Objectives: Somatostatin (SST) inhibits insulin secretion from pancreatic B-cells through a reduction of intracellular free calcium ([Ca2+]i). The influx of Ca2+ is mediated by voltage-operated Ca2+ channels (VOCCs). The role of VOCCs of the R-type (CaV2.3) in SST-mediated processes is unknown. Therefore, we designed a study to identify SST-receptor subtypes (SSTR) in insulinoma cells (INS-1) and characterize the role of the CaV2.3 in mediating the effects of SST in these cells.
Methods: The expression of SSTRs in INS-1 cells was detected by RT-PCR. The effects of highly SSTR-selective agonists (SSTR-Ag) on cyclic AMP, insulin secretion and [Ca2+]i were measured by ELISA, RIA and cell fluorescence imaging. VOCCs were characterized by patch-clamp technique.

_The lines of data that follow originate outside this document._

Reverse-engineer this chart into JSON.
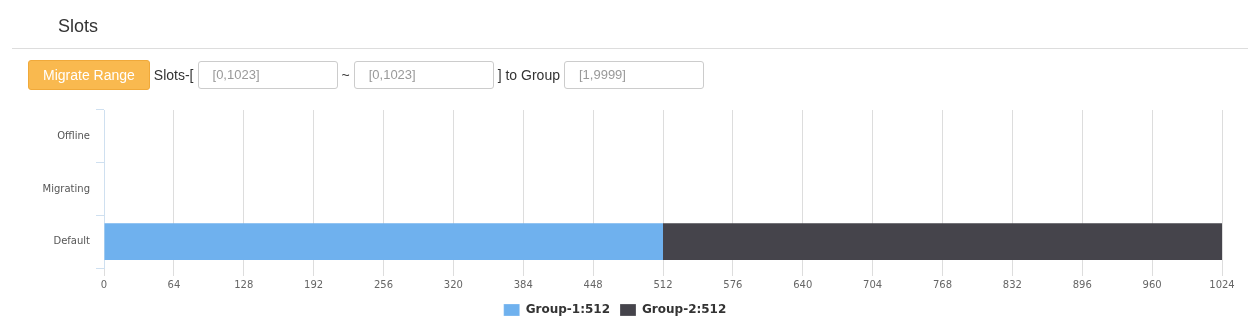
{
  "chart_data": {
    "type": "bar",
    "title": "Slots",
    "annotations": [
      "Migrate Range",
      "Slots-[",
      "[0,1023]",
      "~",
      "[0,1023]",
      "] to Group",
      "[1,9999]"
    ],
    "orientation": "horizontal",
    "stacked": true,
    "categories": [
      "Offline",
      "Migrating",
      "Default"
    ],
    "series": [
      {
        "name": "Group-1:512",
        "color": "#6fb1ee",
        "values": [
          null,
          null,
          512
        ]
      },
      {
        "name": "Group-2:512",
        "color": "#45444b",
        "values": [
          null,
          null,
          512
        ]
      }
    ],
    "xlim": [
      0,
      1024
    ],
    "xticks": [
      0,
      64,
      128,
      192,
      256,
      320,
      384,
      448,
      512,
      576,
      640,
      704,
      768,
      832,
      896,
      960,
      1024
    ],
    "grid": "x",
    "legend": "bottom"
  }
}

Results: INS-1 cells express SSTR2 and SSTR3. SSTR2-selective agonist (SSTR2-Ag) more potently reduced cyclic AMP production than SSTR3-Ag. SSTR2-Ag transiently increased [Ca2+]i which then rapidly decreased below the basal. Blockade of L- and R-type channels modulated [Ca2+]i changes in response to SSTR2-Ag treatment. In contrast, SSTR3-Ag lowered [Ca2+]i after 30 min, only. Blockade of R-type channels of cells treated with SSTR3-Ag less potently influenced [Ca2+]i than SST or SSTR2-Ag. SST (EC50: 0.04 nM) and SSTR2-Ag (EC50: 0.06 nM) more potently inhibited 20 mM glucose/10 nM exendin-4-stimulated insulin secretion than SSTR3-Ag. The specific R-type channel blocker SNX-482 more potently reduced the inhibition of insulin secretion by SST and SSTR2-Ag as compared to SSTR3-Ag.
Conclusions: INS-1 cells express SSTR2 and SSTR3. SSTR2-Ag more effectively reduces intracellular cyclic AMP-accumulation and insulin secretion than SSTR2-Ag. Blockade of R-type Ca2+ channels prevents SSTR2- and SSTR3-induced inhibition of insulin secretion, suggesting that these agonists inhibit insulin secretion through modulation of R-type channel activity.